A few admins map to more than one same-name locality, so completion has to choose. The rule is population first: the principal city is the populous one, and it can sit farther from the admin centroid than a tiny same-name hamlet — Niigata prefecture's centroid is dragged out to sea, so the real Niigata city is 41 km away while a 0-population point is closer. Nearest centroid breaks a population tie. When two candidates tie on both, completion abstains rather than guess, because a wrong locality is worse than a missing one.

Completion is on by default. A Berlin address that used to resolve to nothing comes back with its locality; pass hierarchyCompletion: false to opt out, and resolution is byte-for-byte what it was.
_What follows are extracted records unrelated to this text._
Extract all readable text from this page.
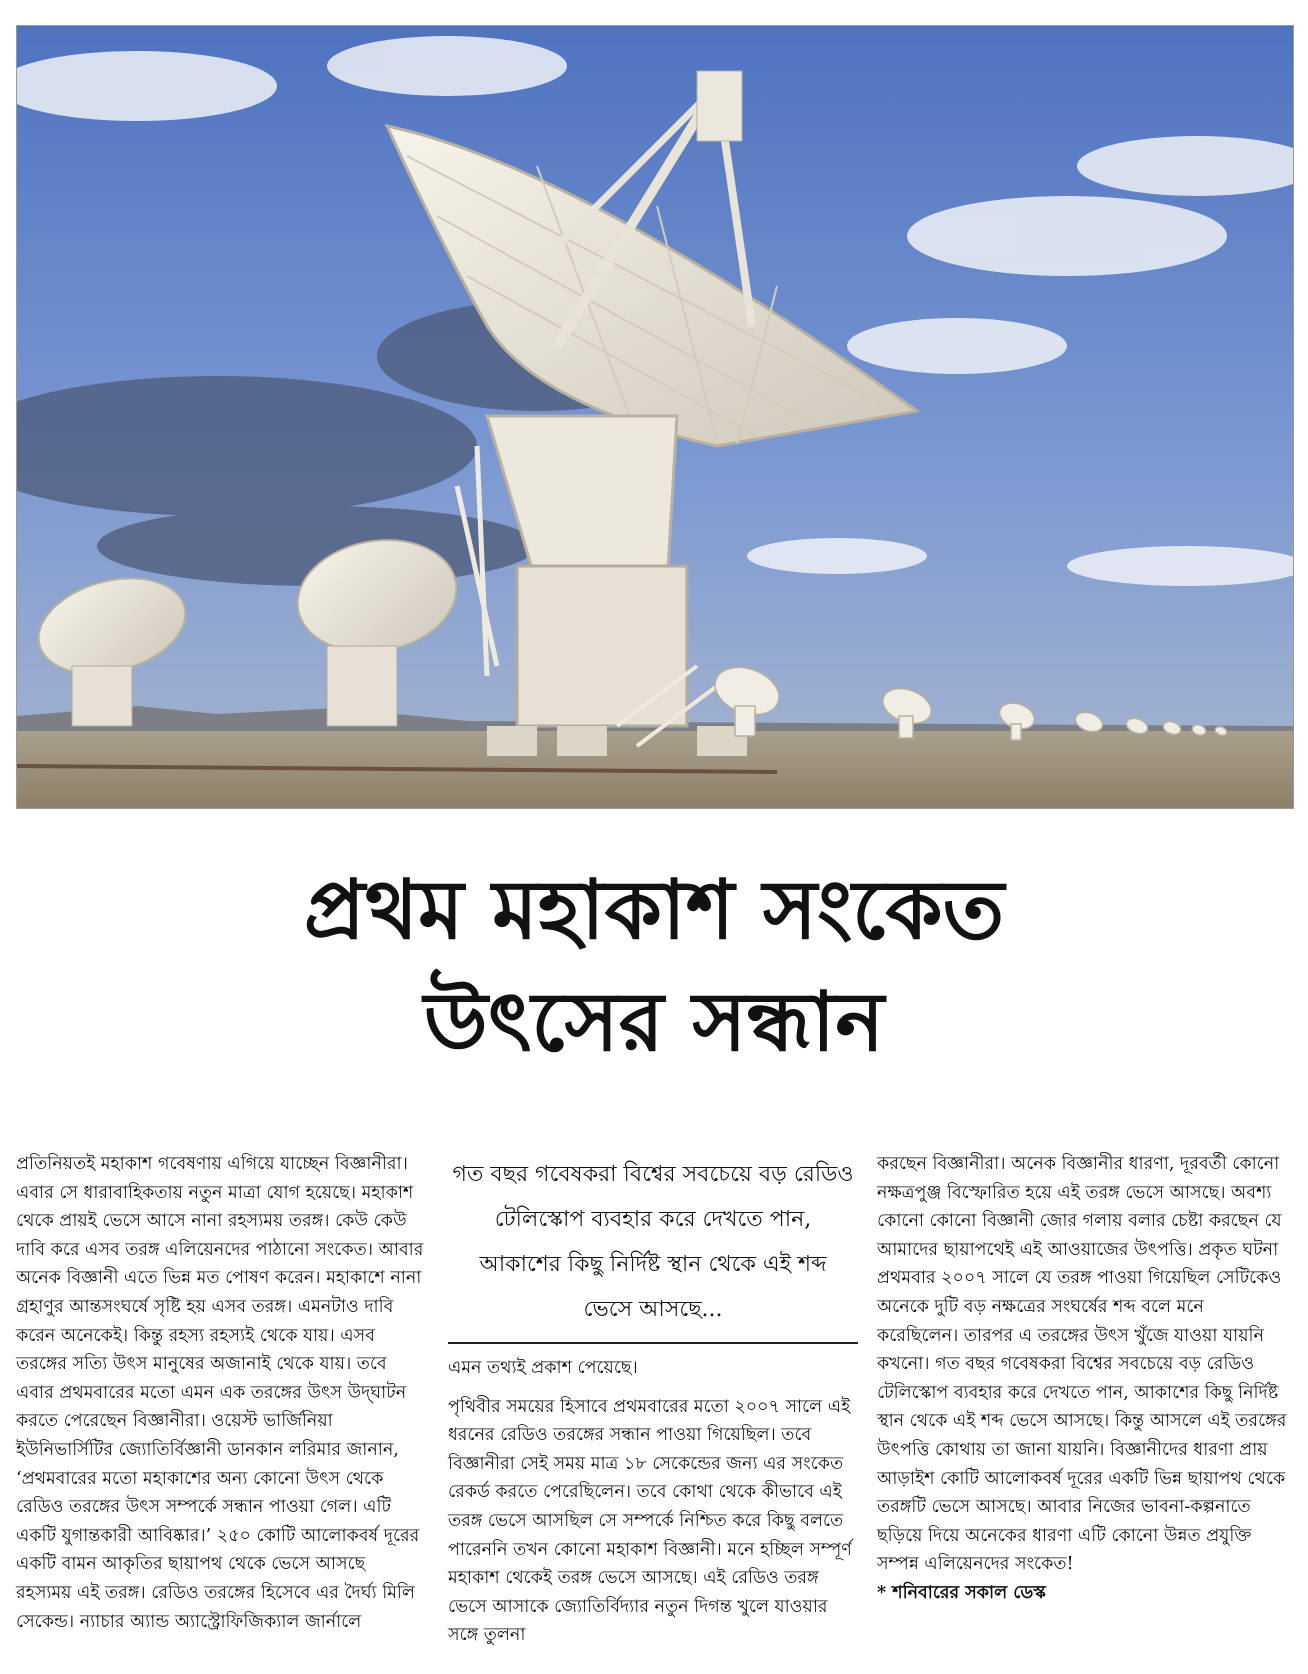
প্রথম মহাকাশ সংকেত
উৎসের সন্ধান

প্রতিনিয়তই মহাকাশ গবেষণায় এগিয়ে যাচ্ছেন বিজ্ঞানীরা। এবার সে ধারাবাহিকতায় নতুন মাত্রা যোগ হয়েছে। মহাকাশ থেকে প্রায়ই ভেসে আসে নানা রহস্যময় তরঙ্গ। কেউ কেউ দাবি করে এসব তরঙ্গ এলিয়েনদের পাঠানো সংকেত। আবার অনেক বিজ্ঞানী এতে ভিন্ন মত পোষণ করেন। মহাকাশে নানা গ্রহাণুর আন্তসংঘর্ষে সৃষ্টি হয় এসব তরঙ্গ। এমনটাও দাবি করেন অনেকেই। কিন্তু রহস্য রহস্যই থেকে যায়। এসব তরঙ্গের সত্যি উৎস মানুষের অজানাই থেকে যায়। তবে এবার প্রথমবারের মতো এমন এক তরঙ্গের উৎস উদ্‌ঘাটন করতে পেরেছেন বিজ্ঞানীরা। ওয়েস্ট ভার্জিনিয়া ইউনিভার্সিটির জ্যোতির্বিজ্ঞানী ডানকান লরিমার জানান, ‘প্রথমবারের মতো মহাকাশের অন্য কোনো উৎস থেকে রেডিও তরঙ্গের উৎস সম্পর্কে সন্ধান পাওয়া গেল। এটি একটি যুগান্তকারী আবিষ্কার।’ ২৫০ কোটি আলোকবর্ষ দূরের একটি বামন আকৃতির ছায়াপথ থেকে ভেসে আসছে রহস্যময় এই তরঙ্গ। রেডিও তরঙ্গের হিসেবে এর দৈর্ঘ্য মিলি সেকেন্ড। ন্যাচার অ্যান্ড অ্যাস্ট্রোফিজিক্যাল জার্নালে

গত বছর গবেষকরা বিশ্বের সবচেয়ে বড় রেডিও টেলিস্কোপ ব্যবহার করে দেখতে পান, আকাশের কিছু নির্দিষ্ট স্থান থেকে এই শব্দ ভেসে আসছে...

এমন তথ্যই প্রকাশ পেয়েছে।

পৃথিবীর সময়ের হিসাবে প্রথমবারের মতো ২০০৭ সালে এই ধরনের রেডিও তরঙ্গের সন্ধান পাওয়া গিয়েছিল। তবে বিজ্ঞানীরা সেই সময় মাত্র ১৮ সেকেন্ডের জন্য এর সংকেত রেকর্ড করতে পেরেছিলেন। তবে কোথা থেকে কীভাবে এই তরঙ্গ ভেসে আসছিল সে সম্পর্কে নিশ্চিত করে কিছু বলতে পারেননি তখন কোনো মহাকাশ বিজ্ঞানী। মনে হচ্ছিল সম্পূর্ণ মহাকাশ থেকেই তরঙ্গ ভেসে আসছে। এই রেডিও তরঙ্গ ভেসে আসাকে জ্যোতির্বিদ্যার নতুন দিগন্ত খুলে যাওয়ার সঙ্গে তুলনা

করছেন বিজ্ঞানীরা। অনেক বিজ্ঞানীর ধারণা, দূরবর্তী কোনো নক্ষত্রপুঞ্জ বিস্ফোরিত হয়ে এই তরঙ্গ ভেসে আসছে। অবশ্য কোনো কোনো বিজ্ঞানী জোর গলায় বলার চেষ্টা করছেন যে আমাদের ছায়াপথেই এই আওয়াজের উৎপত্তি। প্রকৃত ঘটনা প্রথমবার ২০০৭ সালে যে তরঙ্গ পাওয়া গিয়েছিল সেটিকেও অনেকে দুটি বড় নক্ষত্রের সংঘর্ষের শব্দ বলে মনে করেছিলেন। তারপর এ তরঙ্গের উৎস খুঁজে যাওয়া যায়নি কখনো। গত বছর গবেষকরা বিশ্বের সবচেয়ে বড় রেডিও টেলিস্কোপ ব্যবহার করে দেখতে পান, আকাশের কিছু নির্দিষ্ট স্থান থেকে এই শব্দ ভেসে আসছে। কিন্তু আসলে এই তরঙ্গের উৎপত্তি কোথায় তা জানা যায়নি। বিজ্ঞানীদের ধারণা প্রায় আড়াইশ কোটি আলোকবর্ষ দূরের একটি ভিন্ন ছায়াপথ থেকে তরঙ্গটি ভেসে আসছে। আবার নিজের ভাবনা-কল্পনাতে ছড়িয়ে দিয়ে অনেকের ধারণা এটি কোনো উন্নত প্রযুক্তি সম্পন্ন এলিয়েনদের সংকেত!

* শনিবারের সকাল ডেস্ক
It's safe by construction — completion only fires for a dual-role region whose locality the parser dropped, and no-ops entirely when the loaded gazetteer carries no coincident_roles table.

Attaching the lineage

A related option, includeAncestors, stamps each resolved node's full containment chain — county, region, country, nearest-first — onto metadata.ancestors. This is the move Pelias and Nominatim make as a matter of course: a single resolved place comes back carrying its whole admin ladder. It's the same gazetteer ancestors data the coincident-roles relation is built from, and it's also off by default.

Where this sits

Hierarchy completion lives in the resolve stage as a post-walk pass. The cleaner long-term home is the reconcile stage, whose concordance scoring already ranks parses by how well their resolved places agree in the admin hierarchy — exactly the signal that says "the region Berlin and the locality Berlin are the same place." Until joint decoding is the default decode path, the relation-driven completion bridges the gap: it recovers the dropped locality from the gazetteer without needing the classifier to have surfaced it. The coincident-roles relation and the lineage attachment are both substrates that a future concordance default would score against.